Among 7957 patients enrolled in the MMIR between 2015 and 2023, 430 patients (5.4%) fulfilled strict diagnostic criteria for AFMR. The cohort had a median age of 73 years, was predominantly female (67.7%), and showed a high prevalence of atrial fibrillation (69.7%). Anterior mitral leaflet (AML) pseudo-prolapse was identified in 6 patients (1.7%). Mitral repair was achieved in 91.4% of cases, whereas 8.6% required valve replacement. In 0.7% of patients (n = 3), intraoperative conversion to valve replacement was necessary due to unsuccessful repair. Surgical access was direct vision in 24.7%, video-assisted in 34.2%, and totally endoscopic in 41.2%. The surgical strategy consisted almost exclusively of isolated mitral annuloplasty, except in 3 cases. A complete ring was used in 97.1% of repairs.

On multivariable analysis, AML pseudo-prolapse was independently associated with an increased likelihood of valve replacement (OR 5.3; 95% CI 1.07–9.12). Concomitant procedures were frequently performed: tricuspid repair in 190 patients (44.2%), surgical AF ablation in 174 patients (40.5%), and left atrial appendage (LAA) closure in 110 patients (25.6%). In-hospital mortality was 2.3% (10 patients). Median ICU stay was 2 days (IQR 1–3), and median hospital stay was 9 days (IQR 7–13). At discharge, 99% of patients had none or mild MR, with a median transmitral gradient of 3.9 mmHg.

COMMENTARY:

Recent guidelines for valvular heart disease recommend, in AFMR, an initial strategy based on optimal medical therapy targeting underlying conditions, including heart failure management and atrial fibrillation control, according to disease-specific recommendations. Although evidence remains limited, several studies suggest that rhythm control strategies may reduce MR severity and promote reverse atrial remodelling.

From an interventional perspective, surgical treatment has been associated with reductions in heart failure hospitalizations and mortality, even in patients with elevated risk profiles. Available observational data indicate that mitral annuloplasty is a safe and effective technique in AFMR, as it directly addresses the principal pathophysiologic driver of disease progression—annular dilatation.

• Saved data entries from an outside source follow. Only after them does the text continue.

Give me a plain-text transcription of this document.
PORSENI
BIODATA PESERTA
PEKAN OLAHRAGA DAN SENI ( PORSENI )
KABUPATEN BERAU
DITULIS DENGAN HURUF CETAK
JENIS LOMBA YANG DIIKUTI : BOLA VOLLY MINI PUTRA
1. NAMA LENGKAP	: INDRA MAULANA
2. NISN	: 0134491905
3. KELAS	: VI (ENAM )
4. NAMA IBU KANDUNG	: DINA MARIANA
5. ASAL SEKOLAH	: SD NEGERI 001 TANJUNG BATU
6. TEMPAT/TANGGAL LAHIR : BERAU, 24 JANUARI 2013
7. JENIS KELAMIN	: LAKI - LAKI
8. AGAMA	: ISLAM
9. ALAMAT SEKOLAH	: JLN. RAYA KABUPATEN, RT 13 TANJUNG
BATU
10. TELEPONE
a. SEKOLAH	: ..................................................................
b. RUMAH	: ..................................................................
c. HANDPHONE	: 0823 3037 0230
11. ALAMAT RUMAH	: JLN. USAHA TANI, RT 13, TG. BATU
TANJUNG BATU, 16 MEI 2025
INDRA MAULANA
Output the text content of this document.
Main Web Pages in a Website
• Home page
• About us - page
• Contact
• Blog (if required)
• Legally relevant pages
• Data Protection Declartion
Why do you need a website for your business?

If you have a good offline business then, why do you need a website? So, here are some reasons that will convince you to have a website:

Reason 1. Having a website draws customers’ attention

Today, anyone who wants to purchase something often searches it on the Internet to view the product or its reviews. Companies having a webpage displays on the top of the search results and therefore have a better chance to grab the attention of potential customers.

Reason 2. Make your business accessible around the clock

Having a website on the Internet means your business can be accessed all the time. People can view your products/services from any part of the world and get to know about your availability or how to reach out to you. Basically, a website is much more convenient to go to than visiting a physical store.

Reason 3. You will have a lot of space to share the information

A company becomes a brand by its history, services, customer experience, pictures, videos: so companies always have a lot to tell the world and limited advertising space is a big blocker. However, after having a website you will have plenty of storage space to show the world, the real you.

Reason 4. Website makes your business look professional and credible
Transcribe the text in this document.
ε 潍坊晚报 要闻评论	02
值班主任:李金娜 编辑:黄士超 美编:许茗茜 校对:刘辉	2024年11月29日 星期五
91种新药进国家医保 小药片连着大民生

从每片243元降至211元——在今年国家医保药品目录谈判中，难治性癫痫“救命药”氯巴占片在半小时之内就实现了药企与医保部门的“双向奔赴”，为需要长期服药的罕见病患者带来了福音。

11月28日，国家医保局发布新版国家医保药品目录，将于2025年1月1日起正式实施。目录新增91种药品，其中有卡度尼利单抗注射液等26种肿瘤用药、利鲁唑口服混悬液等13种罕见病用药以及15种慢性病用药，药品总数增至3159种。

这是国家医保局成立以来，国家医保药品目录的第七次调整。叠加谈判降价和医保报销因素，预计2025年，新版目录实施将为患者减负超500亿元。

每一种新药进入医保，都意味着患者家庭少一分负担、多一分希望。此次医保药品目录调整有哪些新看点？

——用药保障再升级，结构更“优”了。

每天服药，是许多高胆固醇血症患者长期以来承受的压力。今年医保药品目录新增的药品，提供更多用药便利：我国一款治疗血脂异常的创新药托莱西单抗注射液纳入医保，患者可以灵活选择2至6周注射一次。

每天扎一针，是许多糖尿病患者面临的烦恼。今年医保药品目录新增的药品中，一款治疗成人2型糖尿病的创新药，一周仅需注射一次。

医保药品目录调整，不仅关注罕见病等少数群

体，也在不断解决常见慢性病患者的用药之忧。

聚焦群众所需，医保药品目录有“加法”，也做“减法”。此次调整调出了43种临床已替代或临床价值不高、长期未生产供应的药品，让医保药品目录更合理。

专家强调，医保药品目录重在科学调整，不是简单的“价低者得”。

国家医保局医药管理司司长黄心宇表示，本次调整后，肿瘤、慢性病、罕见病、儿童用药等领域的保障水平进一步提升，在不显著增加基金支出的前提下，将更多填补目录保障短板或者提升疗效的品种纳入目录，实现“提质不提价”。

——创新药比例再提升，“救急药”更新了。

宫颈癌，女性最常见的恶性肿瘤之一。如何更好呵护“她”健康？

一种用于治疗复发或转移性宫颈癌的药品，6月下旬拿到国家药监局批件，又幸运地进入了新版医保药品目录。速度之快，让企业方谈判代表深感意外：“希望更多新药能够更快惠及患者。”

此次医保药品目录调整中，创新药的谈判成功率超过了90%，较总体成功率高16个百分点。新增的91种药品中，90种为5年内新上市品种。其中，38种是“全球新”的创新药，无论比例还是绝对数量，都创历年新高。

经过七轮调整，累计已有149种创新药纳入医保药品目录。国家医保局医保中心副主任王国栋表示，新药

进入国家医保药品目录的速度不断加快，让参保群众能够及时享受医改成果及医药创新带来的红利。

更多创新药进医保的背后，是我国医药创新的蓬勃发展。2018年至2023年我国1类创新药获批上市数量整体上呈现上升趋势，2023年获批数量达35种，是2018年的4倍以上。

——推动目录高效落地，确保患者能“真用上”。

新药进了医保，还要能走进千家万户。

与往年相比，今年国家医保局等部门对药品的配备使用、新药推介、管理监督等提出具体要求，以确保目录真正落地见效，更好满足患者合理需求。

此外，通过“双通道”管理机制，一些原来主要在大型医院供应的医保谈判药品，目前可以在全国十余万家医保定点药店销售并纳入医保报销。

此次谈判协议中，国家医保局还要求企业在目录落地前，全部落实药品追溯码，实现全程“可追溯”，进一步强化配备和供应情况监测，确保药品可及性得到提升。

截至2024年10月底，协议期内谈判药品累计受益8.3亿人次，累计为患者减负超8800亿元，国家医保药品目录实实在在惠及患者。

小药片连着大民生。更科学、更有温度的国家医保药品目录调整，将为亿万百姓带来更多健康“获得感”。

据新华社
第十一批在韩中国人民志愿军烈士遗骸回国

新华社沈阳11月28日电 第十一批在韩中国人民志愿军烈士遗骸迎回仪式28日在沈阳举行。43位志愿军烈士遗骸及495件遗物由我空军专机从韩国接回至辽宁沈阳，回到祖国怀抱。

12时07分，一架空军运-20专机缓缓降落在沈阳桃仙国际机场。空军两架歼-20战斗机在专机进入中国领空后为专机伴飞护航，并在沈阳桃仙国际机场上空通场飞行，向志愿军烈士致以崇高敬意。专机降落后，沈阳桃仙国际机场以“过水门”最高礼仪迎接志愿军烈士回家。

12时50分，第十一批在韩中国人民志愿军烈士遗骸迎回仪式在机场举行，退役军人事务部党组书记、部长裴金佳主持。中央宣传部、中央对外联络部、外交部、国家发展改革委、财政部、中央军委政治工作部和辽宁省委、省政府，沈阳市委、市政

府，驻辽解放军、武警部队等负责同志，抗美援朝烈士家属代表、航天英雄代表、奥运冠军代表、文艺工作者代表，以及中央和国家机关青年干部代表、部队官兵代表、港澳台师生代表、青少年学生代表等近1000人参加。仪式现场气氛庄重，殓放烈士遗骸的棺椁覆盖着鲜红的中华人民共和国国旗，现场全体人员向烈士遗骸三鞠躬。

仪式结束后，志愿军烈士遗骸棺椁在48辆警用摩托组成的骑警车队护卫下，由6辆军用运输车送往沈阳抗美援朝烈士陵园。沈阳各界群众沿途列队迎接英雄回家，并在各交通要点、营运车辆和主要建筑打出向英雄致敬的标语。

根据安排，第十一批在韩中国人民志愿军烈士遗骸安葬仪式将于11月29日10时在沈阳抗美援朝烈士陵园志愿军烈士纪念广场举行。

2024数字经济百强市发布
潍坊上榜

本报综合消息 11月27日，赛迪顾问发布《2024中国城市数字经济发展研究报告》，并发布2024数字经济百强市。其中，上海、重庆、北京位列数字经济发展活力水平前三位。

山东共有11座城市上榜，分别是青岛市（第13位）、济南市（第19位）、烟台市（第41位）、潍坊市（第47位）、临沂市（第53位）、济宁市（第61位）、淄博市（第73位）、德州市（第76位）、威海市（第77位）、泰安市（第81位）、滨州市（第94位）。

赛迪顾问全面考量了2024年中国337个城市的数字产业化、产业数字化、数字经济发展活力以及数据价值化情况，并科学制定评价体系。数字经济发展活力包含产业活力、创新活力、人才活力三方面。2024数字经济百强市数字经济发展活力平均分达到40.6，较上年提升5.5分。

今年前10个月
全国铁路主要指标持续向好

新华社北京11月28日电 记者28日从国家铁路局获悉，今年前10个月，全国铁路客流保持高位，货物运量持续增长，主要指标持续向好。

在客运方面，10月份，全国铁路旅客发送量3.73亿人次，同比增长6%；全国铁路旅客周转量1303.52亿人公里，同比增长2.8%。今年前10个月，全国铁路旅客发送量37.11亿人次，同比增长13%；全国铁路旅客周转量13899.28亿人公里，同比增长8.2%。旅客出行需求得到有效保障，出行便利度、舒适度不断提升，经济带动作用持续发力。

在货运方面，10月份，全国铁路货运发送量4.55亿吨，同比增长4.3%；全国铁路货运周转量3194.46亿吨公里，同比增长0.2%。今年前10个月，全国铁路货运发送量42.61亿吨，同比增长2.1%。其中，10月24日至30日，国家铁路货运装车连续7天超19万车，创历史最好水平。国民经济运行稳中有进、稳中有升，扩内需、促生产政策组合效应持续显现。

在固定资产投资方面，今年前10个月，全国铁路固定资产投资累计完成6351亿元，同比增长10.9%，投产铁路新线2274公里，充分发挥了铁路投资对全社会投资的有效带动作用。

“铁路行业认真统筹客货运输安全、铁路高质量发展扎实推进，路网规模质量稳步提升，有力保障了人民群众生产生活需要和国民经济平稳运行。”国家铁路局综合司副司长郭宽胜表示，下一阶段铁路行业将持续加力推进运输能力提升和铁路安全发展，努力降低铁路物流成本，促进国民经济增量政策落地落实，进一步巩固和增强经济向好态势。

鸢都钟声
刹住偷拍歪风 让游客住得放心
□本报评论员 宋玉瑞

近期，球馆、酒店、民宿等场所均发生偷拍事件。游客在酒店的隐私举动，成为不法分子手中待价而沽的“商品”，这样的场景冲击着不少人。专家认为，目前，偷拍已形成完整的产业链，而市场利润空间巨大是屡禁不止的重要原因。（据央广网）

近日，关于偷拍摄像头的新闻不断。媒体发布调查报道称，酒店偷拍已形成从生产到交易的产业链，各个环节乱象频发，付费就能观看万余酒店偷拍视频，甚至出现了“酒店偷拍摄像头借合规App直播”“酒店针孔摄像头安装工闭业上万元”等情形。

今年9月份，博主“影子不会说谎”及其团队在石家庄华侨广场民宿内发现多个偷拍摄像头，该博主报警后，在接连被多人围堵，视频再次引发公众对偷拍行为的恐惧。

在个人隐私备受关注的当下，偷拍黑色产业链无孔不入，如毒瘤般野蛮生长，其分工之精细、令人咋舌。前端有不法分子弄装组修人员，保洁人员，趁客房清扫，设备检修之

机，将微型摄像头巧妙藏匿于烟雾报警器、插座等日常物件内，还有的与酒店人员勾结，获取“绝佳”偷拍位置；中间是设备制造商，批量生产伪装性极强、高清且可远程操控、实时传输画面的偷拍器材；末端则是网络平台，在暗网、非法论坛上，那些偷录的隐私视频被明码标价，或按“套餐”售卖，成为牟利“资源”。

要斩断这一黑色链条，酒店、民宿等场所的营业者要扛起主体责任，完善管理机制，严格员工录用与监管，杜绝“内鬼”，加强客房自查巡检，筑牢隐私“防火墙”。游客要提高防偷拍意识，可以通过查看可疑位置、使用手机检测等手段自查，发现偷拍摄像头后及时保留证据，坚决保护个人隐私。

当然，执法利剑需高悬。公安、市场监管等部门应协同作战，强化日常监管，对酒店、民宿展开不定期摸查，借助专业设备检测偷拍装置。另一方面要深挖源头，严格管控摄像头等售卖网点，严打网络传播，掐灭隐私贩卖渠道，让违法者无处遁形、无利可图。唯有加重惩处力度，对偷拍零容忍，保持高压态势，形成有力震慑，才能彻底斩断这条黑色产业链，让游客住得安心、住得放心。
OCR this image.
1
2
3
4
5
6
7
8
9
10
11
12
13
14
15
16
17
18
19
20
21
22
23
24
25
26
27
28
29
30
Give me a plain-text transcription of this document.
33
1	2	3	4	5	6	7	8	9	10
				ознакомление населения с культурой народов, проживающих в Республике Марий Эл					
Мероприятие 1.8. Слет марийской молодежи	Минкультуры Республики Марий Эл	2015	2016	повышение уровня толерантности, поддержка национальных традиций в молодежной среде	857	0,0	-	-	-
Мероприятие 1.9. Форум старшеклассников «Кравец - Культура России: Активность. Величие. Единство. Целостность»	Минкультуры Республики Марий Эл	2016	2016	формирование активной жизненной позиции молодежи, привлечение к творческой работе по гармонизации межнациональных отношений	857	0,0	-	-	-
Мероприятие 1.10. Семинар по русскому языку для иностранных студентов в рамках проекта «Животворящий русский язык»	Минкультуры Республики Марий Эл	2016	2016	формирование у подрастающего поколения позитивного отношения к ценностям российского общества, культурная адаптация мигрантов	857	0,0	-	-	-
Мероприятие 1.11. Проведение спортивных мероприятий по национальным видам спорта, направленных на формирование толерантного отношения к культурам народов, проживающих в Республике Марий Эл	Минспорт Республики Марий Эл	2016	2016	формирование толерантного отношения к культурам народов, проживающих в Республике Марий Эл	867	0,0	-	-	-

The present study confirms that minimally invasive mitral repair is a safe and highly effective strategy in AFMR, achieving 99% none or mild residual MR and low transmitral gradients, with isolated annuloplasty as the sole technique in the vast majority of patients.

Furthermore, the surgical approach enables concomitant treatment of atrial and right-sided pathology, including AF ablation, tricuspid repair, and LAA closure—interventions that may contribute to reverse remodelling and sustained functional improvement.

Of particular interest is the association between AML pseudo-prolapse and reduced repair feasibility. This entity is characterized by progressive enlargement of the posterior left atrial wall extending toward the basal posterior left ventricular wall, displacing the posterior mitral annulus outward toward the ventricular crest. This anatomical distortion generates “atriogenic” tethering of the posterior leaflet, alters mitral apparatus geometry, increases posterior leaflet angulation, and compromises coaptation. It represents an intermediate phenotype between Carpentier type I and type IIIb lesions. In such cases, conventional annuloplasty may be insufficient, requiring advanced repair techniques or valve replacement.

In conclusion, this study represents the largest multicentre experience to date on surgical treatment of AFMR and the first specifically focused on the minimally invasive approach. Its findings support mitral annuloplasty as a safe and effective strategy in carefully selected patients and highlight the need for future studies providing robust evidence to optimize therapeutic decision-making in this emerging clinical entity.

REFERENCE:

Berretta P, Nakamura M, Fiore A, Lamelas J, Bonaros N, Kempfert J, et al. Surgical techniques and outcomes for atrial functional mitral regurgitation: insights from the Mini Mitral International Registry. Eur J Cardiothorac Surg. 2025;67(12):ezaf438.